For example for Linux systems open the Terminal application and run (Thanks to Alexander Gabel):

# download BLAST+ version 2.2.31
wget ftp://ftp.ncbi.nlm.nih.gov/blast/executables/blast+/2.2.31/ncbi-blast-2.2.31+-x64-linux.tar.gz

# extract the compiled version of BLAST
tar zxvpf ncbi-blast+2.2.31+-x64-linux.tar.gz

# copy BLAST files to `usr/local/bin`
cp ncbi-blast-2.2.31+/bin/* usr/local/bin

Alternatively users can set the system call to the BLAST programs by specifying the PATH variable (this is useful, because it allows an easier update of BLAST versions instead of deleting all BLAST programs from usr/local/bin):

# open vim text editor
vi .bash_profile

# type 'Shift' then I to edit the file .bash_profile
# and specify the export PATH
export PATH=${PATH}:/path/to/downloaded/blast/folder/ncbi-blast-2.2.31+/bin

# type 'ESC' then ':' then 'w' then 'q' to save and quit the .bash_profile file 

# log out from your server with
exit

# log in again and type
blastp -version

Now users should see the BLAST command line options.

Some tips

Based on our personal experience the installation of BLAST works best when copy/pasting the BLAST executables to the path usr/local/bin. In detail you can run the following steps to copy/paste the BLAST executables to usr/local/bin (on Unix systems). However, updating BLAST will then need to manually delete all previous BLAST programs from usr/local/bin :

Open the Terminal application on your system and type:

open /usr/local/bin 

Next, copy/paste the blastp, makeblastdb, etc files (BLAST executables) from your BLAST folder to /usr/local/bin. To do so you will need to enter the system password to allow the copy process.

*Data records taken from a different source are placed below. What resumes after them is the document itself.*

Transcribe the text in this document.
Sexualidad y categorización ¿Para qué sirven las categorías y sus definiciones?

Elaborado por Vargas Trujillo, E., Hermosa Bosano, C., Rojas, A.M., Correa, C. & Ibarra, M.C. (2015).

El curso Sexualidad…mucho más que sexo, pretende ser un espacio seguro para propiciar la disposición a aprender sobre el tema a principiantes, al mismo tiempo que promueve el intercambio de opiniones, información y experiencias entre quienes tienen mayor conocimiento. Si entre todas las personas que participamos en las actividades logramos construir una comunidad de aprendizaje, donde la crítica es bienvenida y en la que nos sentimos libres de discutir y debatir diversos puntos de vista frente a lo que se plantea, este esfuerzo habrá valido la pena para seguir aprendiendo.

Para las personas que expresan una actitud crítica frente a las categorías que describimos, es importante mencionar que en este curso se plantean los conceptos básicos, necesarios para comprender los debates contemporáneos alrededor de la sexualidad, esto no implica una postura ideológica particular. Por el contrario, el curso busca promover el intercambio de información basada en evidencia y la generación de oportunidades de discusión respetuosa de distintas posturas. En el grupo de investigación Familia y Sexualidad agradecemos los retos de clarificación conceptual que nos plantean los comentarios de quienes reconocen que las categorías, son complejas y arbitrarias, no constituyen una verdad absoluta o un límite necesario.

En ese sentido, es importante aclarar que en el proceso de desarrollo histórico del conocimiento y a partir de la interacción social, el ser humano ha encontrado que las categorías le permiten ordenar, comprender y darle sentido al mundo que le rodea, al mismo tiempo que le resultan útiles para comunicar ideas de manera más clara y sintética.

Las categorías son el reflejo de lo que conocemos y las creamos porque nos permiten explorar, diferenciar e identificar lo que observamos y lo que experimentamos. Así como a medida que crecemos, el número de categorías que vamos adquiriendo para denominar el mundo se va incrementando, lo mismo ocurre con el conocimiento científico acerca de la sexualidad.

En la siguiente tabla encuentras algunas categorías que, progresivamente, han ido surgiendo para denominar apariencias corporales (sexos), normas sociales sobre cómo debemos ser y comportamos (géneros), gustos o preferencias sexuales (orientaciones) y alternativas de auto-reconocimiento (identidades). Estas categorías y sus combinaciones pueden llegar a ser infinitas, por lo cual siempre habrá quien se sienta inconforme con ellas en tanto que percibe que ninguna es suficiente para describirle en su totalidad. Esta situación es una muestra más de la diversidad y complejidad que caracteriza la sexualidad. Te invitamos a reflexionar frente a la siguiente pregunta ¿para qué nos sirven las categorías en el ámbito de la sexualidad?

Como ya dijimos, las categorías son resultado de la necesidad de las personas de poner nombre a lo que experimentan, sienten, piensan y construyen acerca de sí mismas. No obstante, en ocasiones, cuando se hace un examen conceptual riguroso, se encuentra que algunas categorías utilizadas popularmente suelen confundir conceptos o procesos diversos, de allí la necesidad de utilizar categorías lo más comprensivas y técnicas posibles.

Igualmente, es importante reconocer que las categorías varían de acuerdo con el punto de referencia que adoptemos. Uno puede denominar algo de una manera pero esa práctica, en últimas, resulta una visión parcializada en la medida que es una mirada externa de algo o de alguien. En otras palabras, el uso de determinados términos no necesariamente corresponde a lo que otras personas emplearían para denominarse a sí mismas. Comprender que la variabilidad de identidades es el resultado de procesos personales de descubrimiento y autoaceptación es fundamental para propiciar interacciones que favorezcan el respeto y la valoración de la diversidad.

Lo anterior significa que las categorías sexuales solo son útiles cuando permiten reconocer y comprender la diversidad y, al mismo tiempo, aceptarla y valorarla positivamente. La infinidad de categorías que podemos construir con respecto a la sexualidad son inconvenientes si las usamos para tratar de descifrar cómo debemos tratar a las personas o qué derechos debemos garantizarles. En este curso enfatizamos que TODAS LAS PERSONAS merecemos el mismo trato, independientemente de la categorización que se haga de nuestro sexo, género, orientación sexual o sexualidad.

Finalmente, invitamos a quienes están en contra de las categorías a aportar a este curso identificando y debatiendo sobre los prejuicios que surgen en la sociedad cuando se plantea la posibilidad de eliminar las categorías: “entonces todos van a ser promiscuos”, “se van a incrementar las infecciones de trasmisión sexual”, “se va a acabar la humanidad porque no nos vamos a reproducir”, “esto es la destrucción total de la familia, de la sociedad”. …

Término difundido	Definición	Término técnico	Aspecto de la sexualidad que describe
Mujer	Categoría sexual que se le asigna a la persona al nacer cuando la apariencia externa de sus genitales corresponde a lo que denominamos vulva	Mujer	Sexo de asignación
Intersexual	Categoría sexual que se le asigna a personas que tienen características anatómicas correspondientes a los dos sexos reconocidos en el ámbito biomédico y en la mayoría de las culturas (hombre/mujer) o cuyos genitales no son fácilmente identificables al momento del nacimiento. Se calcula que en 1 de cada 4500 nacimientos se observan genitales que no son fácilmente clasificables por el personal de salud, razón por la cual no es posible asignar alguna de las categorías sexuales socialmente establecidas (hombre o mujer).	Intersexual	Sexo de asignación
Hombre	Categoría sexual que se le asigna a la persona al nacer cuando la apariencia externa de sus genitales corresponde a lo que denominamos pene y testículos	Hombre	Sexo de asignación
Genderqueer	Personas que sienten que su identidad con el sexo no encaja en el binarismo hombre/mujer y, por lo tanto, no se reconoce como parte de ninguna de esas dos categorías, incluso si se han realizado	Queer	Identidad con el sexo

After installing the BLAST program you can open an R session and type the following command to check whether or not BLAST can be executed from R.

# test whether blastp is correctly installed on your machine
system("blastp -version")
blastp: 2.2.31+
Package: blast 2.2.31, build Oct 27 2014 17:10:51

You should see this output if BLAST was installed correctly.

In case you find the following output:

sh: blastp: command not found

You should return to step 2) and install BLAST so that it can be executed from the default execution PATH.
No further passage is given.